A machine learning framework to predict antibiotic resistance traits and yet unknown genes underlying resistance to specific antibiotics in bacterial strains.

Abstract

Recently, the frequency of observing bacterial strains without known genetic components underlying phenotypic resistance to antibiotics has increased. There are several strains of bacteria lacking known resistance genes; however, they demonstrate resistance phenotype to drugs of that family. Although such strains are fewer compared to the overall population, they pose grave emerging threats to an already heavily challenged area of antimicrobial resistance (AMR), where death tolls have reached ~700\xa0000 per year and a grim projection of ~10 million deaths per year by 2050 looms. Considering the fact that development of novel antibiotics is not keeping pace with the emergence and dissemination of resistance, there is a pressing need to decipher yet unknown genetic mechanisms of resistance, which will enable developing strategies for the best use of available interventions and show the way for the development of new drugs. In this study, we present a machine learning framework to predict novel AMR factors that are potentially responsible for resistance to specific antimicrobial drugs.

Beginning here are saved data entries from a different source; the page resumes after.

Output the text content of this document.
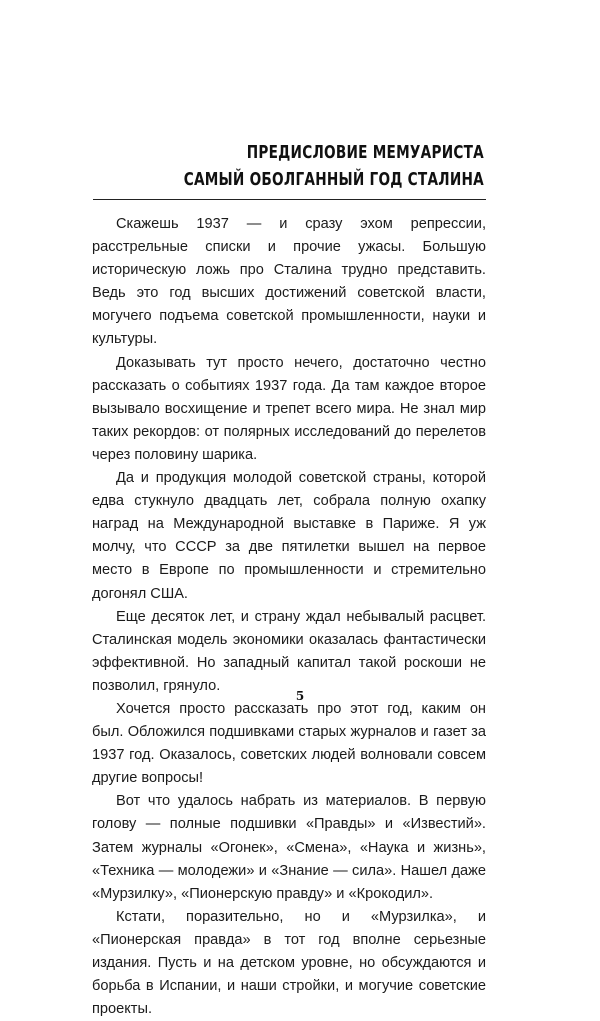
ПРЕДИСЛОВИЕ МЕМУАРИСТА
САМЫЙ ОБОЛГАННЫЙ ГОД СТАЛИНА

Скажешь 1937 — и сразу эхом репрессии, расстрельные списки и прочие ужасы. Большую историческую ложь про Сталина трудно представить. Ведь это год высших достижений советской власти, могучего подъема советской промышленности, науки и культуры.

Доказывать тут просто нечего, достаточно честно рассказать о событиях 1937 года. Да там каждое второе вызывало восхищение и трепет всего мира. Не знал мир таких рекордов: от полярных исследований до перелетов через половину шарика.

Да и продукция молодой советской страны, которой едва стукнуло двадцать лет, собрала полную охапку наград на Международной выставке в Париже. Я уж молчу, что СССР за две пятилетки вышел на первое место в Европе по промышленности и стремительно догонял США.

Еще десяток лет, и страну ждал небывалый расцвет. Сталинская модель экономики оказалась фантастически эффективной. Но западный капитал такой роскоши не позволил, грянуло.

Хочется просто рассказать про этот год, каким он был. Обложился подшивками старых журналов и газет за 1937 год. Оказалось, советских людей волновали совсем другие вопросы!

Вот что удалось набрать из материалов. В первую голову — полные подшивки «Правды» и «Известий». Затем журналы «Огонек», «Смена», «Наука и жизнь», «Техника — молодежи» и «Знание — сила». Нашел даже «Мурзилку», «Пионерскую правду» и «Крокодил».

Кстати, поразительно, но и «Мурзилка», и «Пионерская правда» в тот год вполне серьезные издания. Пусть и на детском уровне, но обсуждаются и борьба в Испании, и наши стройки, и могучие советские проекты.

5
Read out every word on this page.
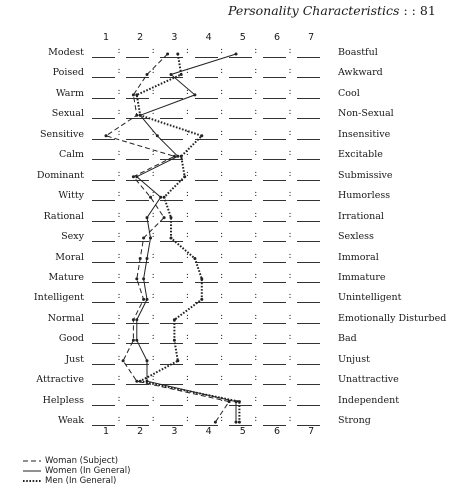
Personality Characteristics : : 81
1	2	3	4	5	6	7
Modest	:	:	:	:	:	:	Boastful
Poised	:	:	:	:	:	:	Awkward
Warm	:	:	:	:	:	:	Cool
Sexual	:	:	:	:	:	:	Non-Sexual
Sensitive	:	:	:	:	:	:	Insensitive
Calm	:	:	:	:	:	:	Excitable
Dominant	:	:	:	:	:	:	Submissive
Witty	:	:	:	:	:	:	Humorless
Rational	:	:	:	:	:	:	Irrational
Sexy	:	:	:	:	:	:	Sexless
Moral	:	:	:	:	:	:	Immoral
Mature	:	:	:	:	:	:	Immature
Intelligent	:	:	:	:	:	:	Unintelligent
Normal	:	:	:	:	:	:	Emotionally Disturbed
Good	:	:	:	:	:	:	Bad
Just	:	:	:	:	:	:	Unjust
Attractive	:	:	:	:	:	:	Unattractive
Helpless	:	:	:	:	:	:	Independent
Weak	:	:	:	:	:	:	Strong
1	2	3	4	5	6	7
Woman (Subject)
Women (In General)
Men (In General)
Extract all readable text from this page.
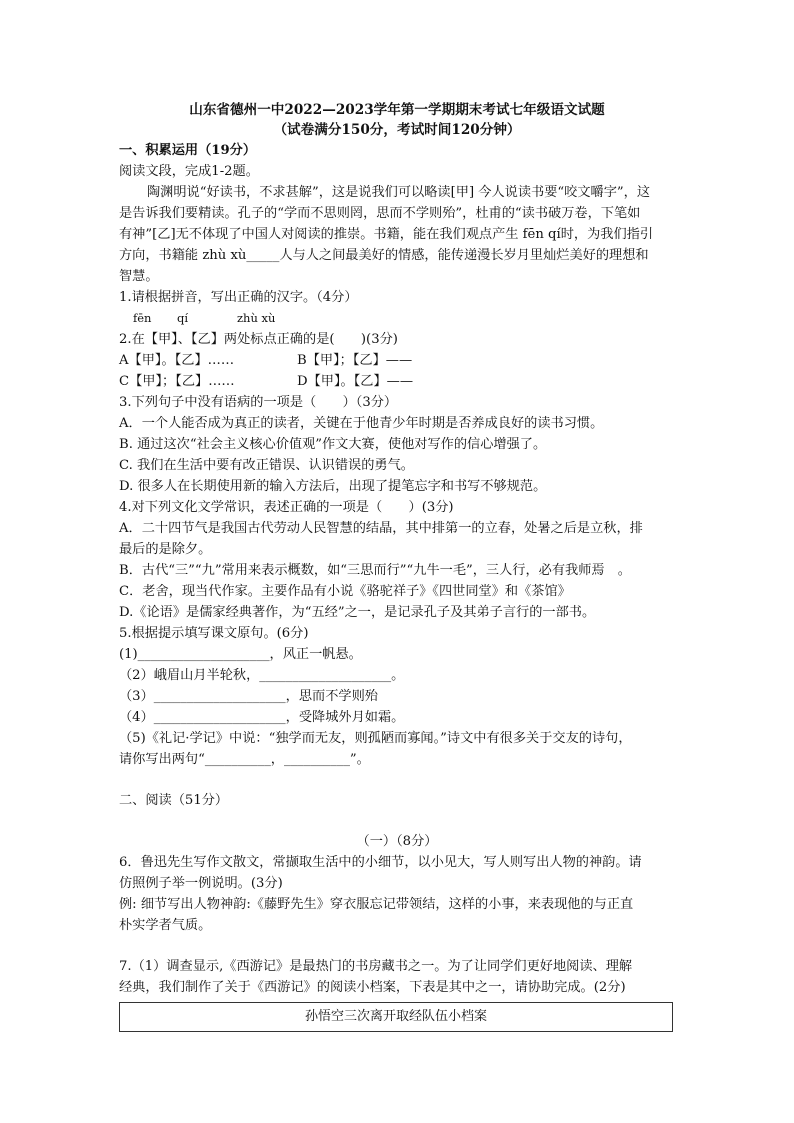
山东省德州一中2022—2023学年第一学期期末考试七年级语文试题
（试卷满分150分，考试时间120分钟）
一、积累运用（19分）
阅读文段，完成1-2题。
陶渊明说“好读书，不求甚解”，这是说我们可以略读[甲] 今人说读书要“咬文嚼字”，这
是告诉我们要精读。孔子的“学而不思则罔，思而不学则殆”，杜甫的“读书破万卷，下笔如
有神”[乙]无不体现了中国人对阅读的推崇。书籍，能在我们观点产生 fēn qí时，为我们指引
方向，书籍能 zhù xù_____人与人之间最美好的情感，能传递漫长岁月里灿烂美好的理想和
智慧。
1.请根据拼音，写出正确的汉字。（4分）
fēn qí	zhù xù
2.在【甲】、【乙】两处标点正确的是(　　)(3分)
A【甲】。【乙】……	B【甲】；【乙】——
C【甲】；【乙】……	D【甲】。【乙】——
3.下列句子中没有语病的一项是（　　）（3分）
A．一个人能否成为真正的读者，关键在于他青少年时期是否养成良好的读书习惯。
B. 通过这次“社会主义核心价值观”作文大赛，使他对写作的信心增强了。
C. 我们在生活中要有改正错误、认识错误的勇气。
D. 很多人在长期使用新的输入方法后，出现了提笔忘字和书写不够规范。
4.对下列文化文学常识，表述正确的一项是（　　）(3分)
A．二十四节气是我国古代劳动人民智慧的结晶，其中排第一的立春，处暑之后是立秋，排
最后的是除夕。
B．古代“三”“九”常用来表示概数，如“三思而行”“九牛一毛”，三人行，必有我师焉　。
C．老舍，现当代作家。主要作品有小说《骆驼祥子》《四世同堂》和《茶馆》
D.《论语》是儒家经典著作，为“五经”之一，是记录孔子及其弟子言行的一部书。
5.根据提示填写课文原句。(6分)
(1)____________________，风正一帆悬。
（2）峨眉山月半轮秋，____________________。
（3）____________________，思而不学则殆
（4）____________________，受降城外月如霜。
（5)《礼记·学记》中说：“独学而无友，则孤陋而寡闻。”诗文中有很多关于交友的诗句，
请你写出两句“__________，__________”。
二、阅读（51分）
（一）（8分）
6．鲁迅先生写作文散文，常撷取生活中的小细节，以小见大，写人则写出人物的神韵。请
仿照例子举一例说明。(3分)
例: 细节写出人物神韵:《藤野先生》穿衣服忘记带领结，这样的小事，来表现他的与正直
朴实学者气质。
7.（1）调查显示,《西游记》是最热门的书房藏书之一。为了让同学们更好地阅读、理解
经典，我们制作了关于《西游记》的阅读小档案，下表是其中之一，请协助完成。(2分)
孙悟空三次离开取经队伍小档案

The machine learning framework utilizes whole-genome sequencing AMR genetic data and antimicrobial susceptibility testing phenotypic data to predict resistance phenotypes and rank AMR genes by their importance in discriminating the resistance from the susceptible phenotypes. In summary, we present here a bioinformatics framework for training machine learning models, evaluating their performances, selecting the best performing model(s) and finally predicting the most important AMR loci for the resistance involved.